Ce qui se produisit au Guatemala fut une tragédie. Une éminente équipe de diplomates mexicains parmi lesquels Roberto Cordoba, Luis Quintanilla et Vincente Sanchez Gavito, dirigée par le ministre Luis Padilla Nervo et le brillant conseiller Jorge Castaneda, tira de l'oubli et réaffirma au cours de la conférence de Caracas les valeurs de la politique extérieure indépendante, lesquelles prônaient un ordre mondial plus rationnel. Ils eurent raison. En agissant ainsi, ils travaillèrent pour l'avenir. Mais personne ne put éviter la tragédie du Guatemala, condamné, du fait de la victoire triomphale de Foster Dulles, à trente ans de répression et de génocide. De même que personne ne put éviter le drame de Cuba où les succès de la révolution ont certainement créé grâce à l'éducation, la santé, le travail, une société qui ne peut se reconnaître dans la volonté d'un seul homme ou se situer simplement en situation de dépendance vis-à-vis de l'un des deux camps de la Guerre Froide. Castro avait raison: sa perestroïka ne pouvait être celle de Gorbatchev. De même que celui-ci ne pouvait prétendre lui imposer ses vues. Cuba, il n'empêche, a besoin de sa propre restructuration. Celle-ci passe par une transformation des problèmes liés au pouvoir personnel et à ceux de la dépendance économique.

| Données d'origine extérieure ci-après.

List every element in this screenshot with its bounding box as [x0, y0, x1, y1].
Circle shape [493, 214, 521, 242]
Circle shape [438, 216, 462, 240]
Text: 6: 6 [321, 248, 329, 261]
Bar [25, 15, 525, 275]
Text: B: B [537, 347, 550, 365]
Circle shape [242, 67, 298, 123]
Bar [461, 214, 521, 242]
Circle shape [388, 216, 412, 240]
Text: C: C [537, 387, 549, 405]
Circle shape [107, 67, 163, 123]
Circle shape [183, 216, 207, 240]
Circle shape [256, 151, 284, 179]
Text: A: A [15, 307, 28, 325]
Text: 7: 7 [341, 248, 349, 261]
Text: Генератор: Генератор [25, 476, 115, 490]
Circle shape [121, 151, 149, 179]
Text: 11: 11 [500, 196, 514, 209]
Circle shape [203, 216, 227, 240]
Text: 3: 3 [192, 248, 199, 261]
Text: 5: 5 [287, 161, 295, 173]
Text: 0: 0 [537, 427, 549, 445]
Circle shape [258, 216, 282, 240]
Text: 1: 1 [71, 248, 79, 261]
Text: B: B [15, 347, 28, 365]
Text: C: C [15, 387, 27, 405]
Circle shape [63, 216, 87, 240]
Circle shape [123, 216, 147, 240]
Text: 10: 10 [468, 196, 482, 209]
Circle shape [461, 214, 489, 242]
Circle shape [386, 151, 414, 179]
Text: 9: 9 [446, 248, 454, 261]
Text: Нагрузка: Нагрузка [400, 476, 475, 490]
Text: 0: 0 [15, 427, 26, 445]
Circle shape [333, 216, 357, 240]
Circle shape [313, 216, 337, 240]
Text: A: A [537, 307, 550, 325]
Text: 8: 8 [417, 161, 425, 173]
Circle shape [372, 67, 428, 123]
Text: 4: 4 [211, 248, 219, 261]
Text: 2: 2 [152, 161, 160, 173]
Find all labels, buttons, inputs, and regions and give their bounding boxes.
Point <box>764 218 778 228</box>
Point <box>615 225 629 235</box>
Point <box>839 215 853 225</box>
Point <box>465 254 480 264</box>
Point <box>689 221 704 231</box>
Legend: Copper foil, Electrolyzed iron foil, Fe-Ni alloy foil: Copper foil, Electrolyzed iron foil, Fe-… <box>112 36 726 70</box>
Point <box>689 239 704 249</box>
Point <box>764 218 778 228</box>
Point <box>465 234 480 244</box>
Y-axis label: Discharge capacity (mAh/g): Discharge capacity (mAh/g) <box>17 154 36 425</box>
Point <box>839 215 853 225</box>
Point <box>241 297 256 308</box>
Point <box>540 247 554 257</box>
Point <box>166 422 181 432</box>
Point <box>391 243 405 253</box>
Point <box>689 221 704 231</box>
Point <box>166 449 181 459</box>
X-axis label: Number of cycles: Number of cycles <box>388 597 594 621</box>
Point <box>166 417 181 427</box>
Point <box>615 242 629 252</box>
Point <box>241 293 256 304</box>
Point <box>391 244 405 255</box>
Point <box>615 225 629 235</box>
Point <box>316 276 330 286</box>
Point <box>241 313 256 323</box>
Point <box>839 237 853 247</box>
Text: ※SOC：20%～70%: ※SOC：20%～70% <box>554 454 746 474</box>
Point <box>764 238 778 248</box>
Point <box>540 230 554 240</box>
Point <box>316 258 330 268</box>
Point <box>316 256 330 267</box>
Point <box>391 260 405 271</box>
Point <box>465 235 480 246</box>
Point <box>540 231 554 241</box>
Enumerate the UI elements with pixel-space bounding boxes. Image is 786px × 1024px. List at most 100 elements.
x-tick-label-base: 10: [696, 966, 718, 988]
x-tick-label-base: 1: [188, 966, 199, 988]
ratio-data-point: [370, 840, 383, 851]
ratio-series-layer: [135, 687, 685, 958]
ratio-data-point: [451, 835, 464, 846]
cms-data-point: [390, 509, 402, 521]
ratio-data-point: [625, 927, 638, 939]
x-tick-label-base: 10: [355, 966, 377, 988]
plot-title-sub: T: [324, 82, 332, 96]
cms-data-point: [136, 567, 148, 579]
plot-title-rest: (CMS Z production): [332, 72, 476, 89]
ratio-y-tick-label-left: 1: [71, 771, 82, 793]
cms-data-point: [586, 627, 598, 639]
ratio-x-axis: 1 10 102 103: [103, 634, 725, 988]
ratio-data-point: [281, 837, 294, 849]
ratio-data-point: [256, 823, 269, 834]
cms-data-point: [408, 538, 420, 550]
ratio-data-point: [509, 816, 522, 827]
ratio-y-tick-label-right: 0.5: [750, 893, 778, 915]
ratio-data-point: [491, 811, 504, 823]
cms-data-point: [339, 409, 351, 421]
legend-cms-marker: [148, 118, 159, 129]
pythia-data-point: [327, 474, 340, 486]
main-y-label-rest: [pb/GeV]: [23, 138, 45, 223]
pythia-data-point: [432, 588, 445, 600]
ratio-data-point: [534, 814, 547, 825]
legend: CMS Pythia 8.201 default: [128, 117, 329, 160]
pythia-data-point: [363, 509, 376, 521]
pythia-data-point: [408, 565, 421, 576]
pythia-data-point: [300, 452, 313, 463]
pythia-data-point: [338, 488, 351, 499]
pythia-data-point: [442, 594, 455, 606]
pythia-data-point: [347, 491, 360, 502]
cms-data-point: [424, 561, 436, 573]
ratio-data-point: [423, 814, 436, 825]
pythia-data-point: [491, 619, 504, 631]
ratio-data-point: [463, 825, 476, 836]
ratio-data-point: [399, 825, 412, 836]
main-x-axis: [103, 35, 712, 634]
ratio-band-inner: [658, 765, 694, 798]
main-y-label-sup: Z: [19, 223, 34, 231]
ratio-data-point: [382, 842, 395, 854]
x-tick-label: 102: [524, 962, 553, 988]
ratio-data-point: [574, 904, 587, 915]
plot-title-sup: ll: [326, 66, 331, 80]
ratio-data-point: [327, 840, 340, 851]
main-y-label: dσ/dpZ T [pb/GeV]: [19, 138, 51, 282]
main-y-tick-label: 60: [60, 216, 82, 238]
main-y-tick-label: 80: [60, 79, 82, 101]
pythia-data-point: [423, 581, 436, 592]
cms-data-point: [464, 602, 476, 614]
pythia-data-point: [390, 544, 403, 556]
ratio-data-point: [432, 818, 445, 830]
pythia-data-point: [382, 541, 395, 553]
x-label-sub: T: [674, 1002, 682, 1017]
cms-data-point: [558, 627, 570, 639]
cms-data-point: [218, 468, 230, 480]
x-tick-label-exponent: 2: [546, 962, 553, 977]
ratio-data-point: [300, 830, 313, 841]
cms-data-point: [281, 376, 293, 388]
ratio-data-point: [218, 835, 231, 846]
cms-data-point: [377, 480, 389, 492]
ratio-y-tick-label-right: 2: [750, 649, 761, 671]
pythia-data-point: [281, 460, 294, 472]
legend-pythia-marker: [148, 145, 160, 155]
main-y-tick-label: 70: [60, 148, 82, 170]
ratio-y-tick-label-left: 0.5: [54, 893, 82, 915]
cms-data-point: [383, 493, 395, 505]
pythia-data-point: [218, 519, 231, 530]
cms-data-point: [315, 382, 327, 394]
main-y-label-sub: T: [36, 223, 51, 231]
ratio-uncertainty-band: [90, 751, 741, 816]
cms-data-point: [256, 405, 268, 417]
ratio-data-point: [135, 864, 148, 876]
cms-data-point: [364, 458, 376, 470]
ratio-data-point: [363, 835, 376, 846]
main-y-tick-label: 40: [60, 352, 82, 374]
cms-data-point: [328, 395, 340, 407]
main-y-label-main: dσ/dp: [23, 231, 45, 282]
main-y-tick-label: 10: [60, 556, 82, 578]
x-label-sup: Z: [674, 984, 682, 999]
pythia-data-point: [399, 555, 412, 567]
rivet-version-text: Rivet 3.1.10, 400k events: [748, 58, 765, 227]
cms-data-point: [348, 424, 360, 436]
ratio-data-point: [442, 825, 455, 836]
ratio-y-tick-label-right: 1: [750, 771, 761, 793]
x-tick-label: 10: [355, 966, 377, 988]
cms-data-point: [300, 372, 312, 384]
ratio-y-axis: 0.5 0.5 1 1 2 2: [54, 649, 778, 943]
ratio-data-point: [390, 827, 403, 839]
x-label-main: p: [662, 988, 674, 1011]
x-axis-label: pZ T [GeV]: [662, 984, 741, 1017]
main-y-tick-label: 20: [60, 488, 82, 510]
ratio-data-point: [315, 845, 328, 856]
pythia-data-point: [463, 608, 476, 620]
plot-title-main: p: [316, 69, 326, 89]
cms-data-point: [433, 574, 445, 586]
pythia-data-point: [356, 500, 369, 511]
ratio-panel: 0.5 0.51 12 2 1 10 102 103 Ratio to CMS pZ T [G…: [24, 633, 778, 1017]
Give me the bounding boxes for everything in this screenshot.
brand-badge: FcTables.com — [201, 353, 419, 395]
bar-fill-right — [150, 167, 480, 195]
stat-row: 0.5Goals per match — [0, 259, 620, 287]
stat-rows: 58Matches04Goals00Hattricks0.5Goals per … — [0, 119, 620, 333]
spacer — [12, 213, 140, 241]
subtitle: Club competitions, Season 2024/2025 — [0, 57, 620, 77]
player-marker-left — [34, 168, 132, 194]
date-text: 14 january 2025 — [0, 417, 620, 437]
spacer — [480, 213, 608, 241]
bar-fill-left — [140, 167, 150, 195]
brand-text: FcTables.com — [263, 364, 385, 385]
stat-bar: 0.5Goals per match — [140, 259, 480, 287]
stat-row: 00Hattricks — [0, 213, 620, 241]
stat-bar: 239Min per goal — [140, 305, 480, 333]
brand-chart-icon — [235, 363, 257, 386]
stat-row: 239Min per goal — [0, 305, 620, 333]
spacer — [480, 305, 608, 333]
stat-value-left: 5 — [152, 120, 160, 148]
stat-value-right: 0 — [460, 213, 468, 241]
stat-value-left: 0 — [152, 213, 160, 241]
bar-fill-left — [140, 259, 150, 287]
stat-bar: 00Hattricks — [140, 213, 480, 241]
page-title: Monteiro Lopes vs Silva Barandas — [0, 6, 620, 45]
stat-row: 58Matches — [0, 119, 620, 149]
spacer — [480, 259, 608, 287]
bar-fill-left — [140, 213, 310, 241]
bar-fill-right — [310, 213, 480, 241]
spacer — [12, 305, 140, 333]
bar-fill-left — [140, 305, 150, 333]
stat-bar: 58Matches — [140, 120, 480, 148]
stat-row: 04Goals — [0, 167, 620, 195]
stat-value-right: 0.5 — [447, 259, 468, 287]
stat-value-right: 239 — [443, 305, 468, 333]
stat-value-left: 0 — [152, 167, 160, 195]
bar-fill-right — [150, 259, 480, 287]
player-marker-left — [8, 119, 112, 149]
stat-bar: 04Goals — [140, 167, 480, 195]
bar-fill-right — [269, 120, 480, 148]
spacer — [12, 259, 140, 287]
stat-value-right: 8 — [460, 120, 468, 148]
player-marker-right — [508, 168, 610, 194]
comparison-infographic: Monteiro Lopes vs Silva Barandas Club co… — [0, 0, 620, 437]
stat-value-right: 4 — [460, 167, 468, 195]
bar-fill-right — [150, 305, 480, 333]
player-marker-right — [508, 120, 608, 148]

Le Nicaragua, en revanche, a pu, malgré l'agression sauvage des Etats-Unis, assumer son propre conflit historique, lequel consiste à créer un état national indépendant de celui des Etats-Unis. Le sandinisme a brisé la fatalité historique du Nicaragua. Il doit à présent affronter les problèmes qui en découlent: tout d'abord établir les bases d'institutions nationales (pas seulement "sandinistes") inexistantes jusque-là ensuite respecter le large éventail des oppositions au régime en leur demandant de veiller au respect des institutions et à l'intégrité nationale du Nicaragua, car il ne sert à rien d'organiser la mort et la destruction au profit du gouvernement nord-américain si c'est pour ensuite réclamer des droits dans la Polis qu'on s'est ingénié à détruire enfin croire qu'au terme de la lutte entre toutes ces forces, une société civile émergera pour la première fois au Nicaragua.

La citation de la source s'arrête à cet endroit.